New arrivals to Otter Point and other small communities like ours should know that we play host to far more intrusive assaults on the senses than these brief flyovers. Instead of a buzzing airplane, how about two hours of a droning chainsaw, cranked up at 7 a.m. as your neighbour bucks up wood? Or a sawmill, 200 metres from your home? What about the wood stove, the pungent smoke of which fills the air on cold, damp days? Residents are also allowed to burn piles of natural waste – usually yard debris like tree branches – but human nature being what it is, and given that garbage pickup isn’t a municipal service on offer here, these burns can include household trash – and eau du garbage is a particularly compelling scent. If not ignited, mounds of garbage, and even animal parts, can sometimes be found surreptitiously deposited near rural mailboxes.
Then there could be the rooster crowing at 5 a.m., or the peacocks, which can screech around the same time. Or the lowing of the neighbour’s sheep, which are vocal when newborns are frolicking. The farms buttress their sounds with smells, too, like manure piles. A few Otter Point farmers are fond of spreading chicken manure on their fields, leaving a stench that lasts days.

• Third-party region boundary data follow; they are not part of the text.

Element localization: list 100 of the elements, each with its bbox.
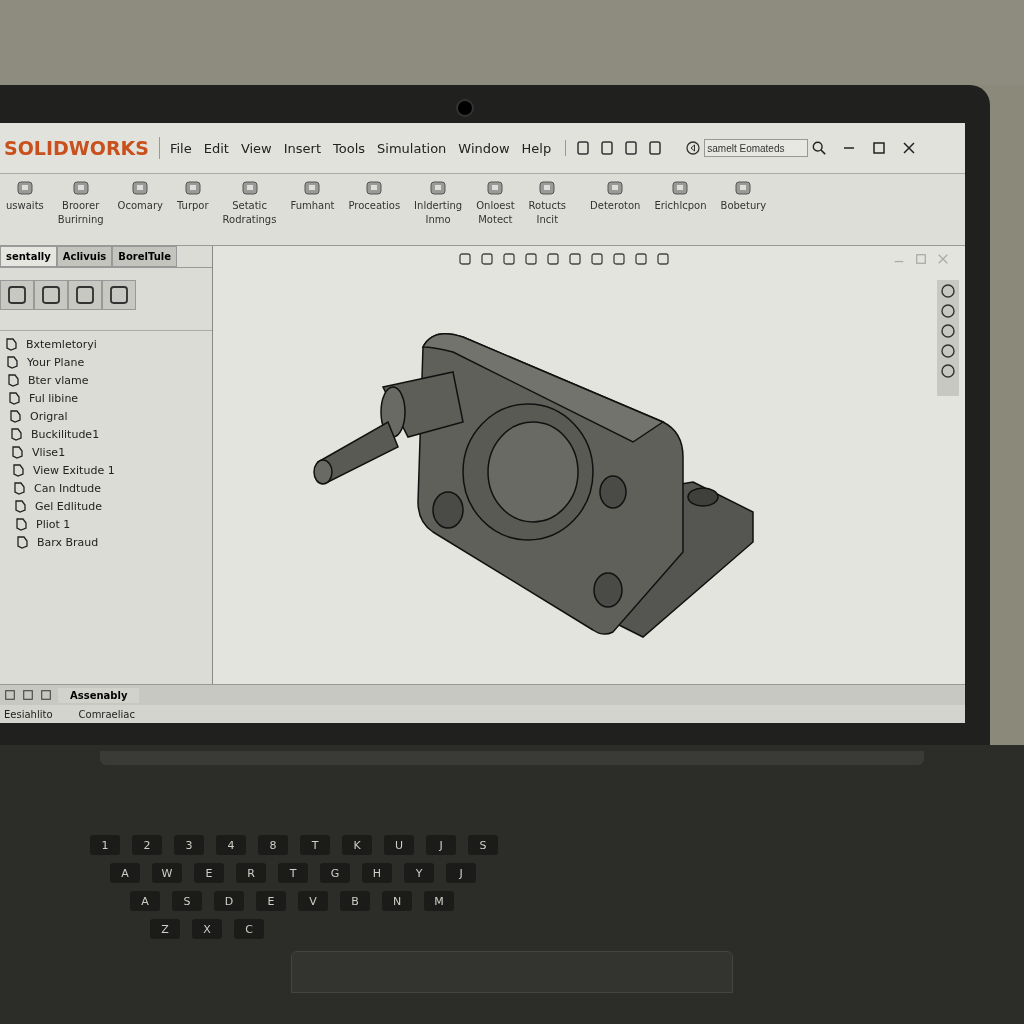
ribbon-tool-button[interactable]: Inlderting Inmo [414,180,463,227]
menu-item[interactable]: Simulation [377,140,447,156]
quick-access-icon[interactable] [576,140,591,156]
quick-access-icon[interactable] [600,140,615,156]
feature-outline-icon [15,535,29,549]
keyboard-key: U [384,835,414,855]
panel-tab[interactable]: BorelTule [112,246,177,267]
rounded-square-icon [734,180,753,196]
sheet-tab-icon[interactable] [4,689,16,701]
menu-item[interactable]: Window [458,140,510,156]
view-tool-icon[interactable] [480,252,494,266]
keyboard-key: S [172,891,202,911]
rounded-square-icon [429,180,448,196]
ribbon-tool-button[interactable]: uswaits [6,180,44,213]
view-tool-icon[interactable] [502,252,516,266]
keyboard-key: 2 [132,835,162,855]
search-field[interactable]: samelt Eomateds [704,139,809,157]
panel-tool-icon[interactable] [102,280,136,310]
keyboard-key: 1 [90,835,120,855]
keyboard-key: S [468,835,498,855]
view-tool-icon[interactable] [656,252,670,266]
view-tool-icon[interactable] [546,252,560,266]
feature-outline-icon [7,391,21,405]
view-option-icon[interactable] [940,363,956,379]
menu-item[interactable]: Help [521,140,552,156]
feature-tree-item[interactable]: Barx Braud [37,535,99,549]
keyboard-key: Y [404,863,434,883]
feature-outline-icon [13,499,27,513]
status-text: Eesiahlito [4,708,53,720]
feature-tree-item[interactable]: Gel Edlitude [35,499,102,513]
feature-outline-icon [14,517,28,531]
document-tab[interactable]: Assenably [58,687,140,703]
view-option-icon[interactable] [940,323,956,339]
keyboard-key: N [382,891,412,911]
menu-item[interactable]: View [240,140,272,156]
feature-tree-item[interactable]: Ful libine [29,391,79,405]
maximize-icon[interactable] [872,141,887,155]
ribbon-tool-button[interactable]: Ocomary [117,180,163,213]
ribbon-tool-button[interactable]: Deteroton [590,180,641,213]
rounded-square-icon [131,180,150,196]
camera-icon [456,99,474,117]
sheet-tab-icon[interactable] [22,689,34,701]
feature-tree-item[interactable]: View Exitude 1 [33,463,115,477]
ribbon-tool-button[interactable]: Fumhant [290,180,335,213]
feature-tree-item[interactable]: Can Indtude [34,481,102,495]
panel-tool-icon[interactable] [0,280,34,310]
menu-item[interactable]: Tools [333,140,366,156]
ribbon-tool-button[interactable]: Turpor [177,180,209,213]
view-tool-icon[interactable] [524,252,538,266]
feature-tree-item[interactable]: Vlise1 [32,445,66,459]
keyboard-key: X [192,919,222,939]
view-tool-icon[interactable] [458,252,472,266]
keyboard-key: K [342,835,372,855]
panel-tool-icon[interactable] [34,280,68,310]
feature-tree-item[interactable]: Buckilitude1 [31,427,100,441]
status-text: Comraeliac [78,708,135,720]
ribbon-tool-button[interactable]: Proceatios [348,180,401,213]
quick-access-icon[interactable] [648,140,663,156]
feature-outline-icon [4,337,18,351]
view-option-icon[interactable] [940,303,956,319]
view-tool-icon[interactable] [634,252,648,266]
keyboard-key: C [234,919,264,939]
search-icon[interactable] [812,141,827,155]
view-option-icon[interactable] [940,283,956,299]
ribbon-tool-button[interactable]: Onloest Motect [476,180,515,227]
panel-tool-icon[interactable] [68,280,102,310]
feature-tree-item[interactable]: Bter vlame [28,373,89,387]
rounded-square-icon [365,180,384,196]
close-icon[interactable] [902,141,917,155]
keyboard-key: J [426,835,456,855]
feature-tree-item[interactable]: Bxtemletoryi [26,337,97,351]
view-tool-icon[interactable] [590,252,604,266]
quick-access-icon[interactable] [624,140,639,156]
menu-item[interactable]: Edit [203,140,229,156]
feature-tree-item[interactable]: Pliot 1 [36,517,71,531]
view-option-icon[interactable] [940,343,956,359]
sheet-tab-icon[interactable] [40,689,52,701]
ribbon-tool-button[interactable]: Setatic Rodratings [222,180,277,227]
ribbon-tool-button[interactable]: Broorer Burirning [57,180,104,227]
keyboard-key: H [362,863,392,883]
ribbon-tool-button[interactable]: Rotucts Incit [528,180,567,227]
keyboard-key: W [152,863,182,883]
keyboard-key: E [256,891,286,911]
rounded-square-icon [303,180,322,196]
keyboard-key: T [300,835,330,855]
ribbon-tool-button[interactable]: Bobetury [720,180,767,213]
keyboard-key: A [110,863,140,883]
feature-outline-icon [6,373,20,387]
ribbon-tool-button[interactable]: Erichlcpon [654,180,707,213]
keyboard-key: J [446,863,476,883]
view-tool-icon[interactable] [568,252,582,266]
feature-tree-item[interactable]: Your Plane [27,355,85,369]
feature-outline-icon [10,445,24,459]
menu-item[interactable]: File [169,140,192,156]
menu-item[interactable]: Insert [283,140,322,156]
rounded-square-icon [183,180,202,196]
view-tool-icon[interactable] [612,252,626,266]
panel-tab[interactable]: sentally [0,246,57,267]
panel-tab[interactable]: Aclivuis [56,246,113,267]
feature-tree-item[interactable]: Origral [30,409,68,423]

What can also last days are power outages when a harsh storm brings down trees. That’s when generators are purchased en masse, if you can travel on the road. And when it snows, streets are not cleaned for a couple days. Snow is such a rarity, the equipment to deal with it is limited. Cell phone coverage can be non-existent. The nearest hospital is a one-hour drive away, barring rush hours. Water sources may be a well, which could run dry, or a small lake where geese flock.
While most of these rural markers are an inconvenience to urban arrivals, the influx has led to a bleak rise in fences and gates over the past 10 years. People, it seems, want security and privacy, not to mention keeping wildlife at bay, particularly deer, who can destroy a garden overnight. Sadly, what those barriers do is disrupt the natural travel paths of animals. Bears become a concern. Some newcomers are so excited to see a black bear, they will bait it with food so they can get the perfect YouTube video. Others, who’ve left their garbage outside, will see the bear, overreact and call conservation officers, who inevitably kill the bear. And if a cougar is sighted, expect panic.
Otter Point isn’t the only place where city transplants have to deal with “issues” they were not expecting. But the expectation that aggravations won’t exist because you are in a natural, less concrete and paved environment is shortsighted.
In January of this year, France passed a law to protect the “sensory heritage” (i.e. the smells and sounds) of rural areas, following battles over noisy frogs, crickets and roosters. Farm machinery and cowbells had become targets by those who, previously subjected to traffic racket or street side hubbub, believed they were owed peace. One famous case featured Maurice the rooster, who was put on trial in 2019, after beefs about his predawn crowing; the neighbours’ complaints were rejected, and they were fined €1,000 ($1,475).
Here in Otter Point, though, the tensions continue over the community’s rural ways. In 2007, tsunami warning signs were even removed after bed-and-breakfast owners and realtors complained that they created fear and lowered property values. But there is irony in this. In our slice of Eden, actual physical signs are being erased for warning of what the sea, land and air can deliver – yet distinct, more natural signs will continue. They just require people to use their eyes, ears and noses – and to stop their bellyaching, if their senses failed them.